Having driven my second-gen Highlander less than a day before I hopped behind the wheel of the new 2014 Toyota Highlander, I was able to get a good sense of the changes to the model. Right away, the upgrades are apparent; I didn't realize my Highlander was so out of date. The steering on the new model was noticeably sharper, and as soon as you turned the wheel, the car followed. My model takes about a half-second after turning the wheel to move in comparison.

For the first loop of the day, we set out to Big Sur, testing the vehicle through winding roads along the coast. The handling of the new model was good, and the Highlander felt grounded to the road. When taking sharp corners, we never felt unsure if the new model would be able to handle it. In the past, I've noticed whenever I took a corner a little too fast, it felt like I was about to get on two wheels, as my model was a front-wheel drive model. The rear wheels feel much more planted to the ground in the '14 Highlander, and the all-wheel drive model gave us an added feeling of security when you notice that the rear wheels are engaged throughout the turn.

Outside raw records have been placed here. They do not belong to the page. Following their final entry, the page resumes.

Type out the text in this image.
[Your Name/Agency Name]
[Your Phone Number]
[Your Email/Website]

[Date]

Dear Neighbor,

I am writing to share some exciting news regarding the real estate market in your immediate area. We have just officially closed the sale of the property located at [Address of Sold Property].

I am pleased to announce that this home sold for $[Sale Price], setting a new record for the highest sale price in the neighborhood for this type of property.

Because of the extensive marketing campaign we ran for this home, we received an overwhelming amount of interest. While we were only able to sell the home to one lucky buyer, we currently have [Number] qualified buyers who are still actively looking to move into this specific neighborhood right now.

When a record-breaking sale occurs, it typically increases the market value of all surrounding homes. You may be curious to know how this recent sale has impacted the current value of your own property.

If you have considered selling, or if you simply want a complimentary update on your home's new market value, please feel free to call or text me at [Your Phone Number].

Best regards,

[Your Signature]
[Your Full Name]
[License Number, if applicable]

Getting up to highway speeds was easy and quick, and we often didn't know how fast we were going, as the ride was smooth and quiet. When we hit between 75 and 80 mph, the road and wind noises were slightly noticeable, but with the radio turned on, it was easily drowned out. The new Entune audio system has also been updated for the new model year and now offers a much clearer and distinct sound than past models. You can pick out the individual elements of the music you're listening to, thanks to the speaker separation. In previous models, all sounds came out of all speakers, but now, sounds are split up to magnify the unique sounds. It made for an overall great experience.

There was one feature that didn't seem to work as well as I would have liked, and that was the microphone that enable the third row passengers to hear what the front passengers were saying. In theory, the front driver or passenger would simply speak like they would with each other, facing forward and not having to project their voices. The sound would then travel through to the rearmost speakers for the rear passengers to hear. This would prevent the driver from turning around to address those in the back seats. It was a nice thought, but the execution could have been better. The result was a disjointed sound that wasn't that easy to understand.


If you're looking for a family-friendly midsize crossover SUV that can easily accommodate all passengers and have plenty of room for cargo, the 2014 Toyota Highlander should definitely be at the top of your list. It's one of the only models with a functional third-row seat, and with the redesign it now features added cargo room for all those road trip or weekend trip accessories. The updated interior and exterior give the new model a more modern and upscale appearance, and all models have been competitively priced.

There are other models out there that may be more suitable for specific needs, like the Jeep Grand Cherokee with its off-road capabilities or the Nissan Pathfinder's abundance of room. Even though the 2014 Toyota Highlander isn't meant for going off-roading, it still has light capabilities and can get you to that remote camp ground in the woods and still have room for your tent and other camping necessities. Marketed for adventurous families on the go, we can expect to see the new Highlander fly out of dealers across the nation as soon as it comes to market.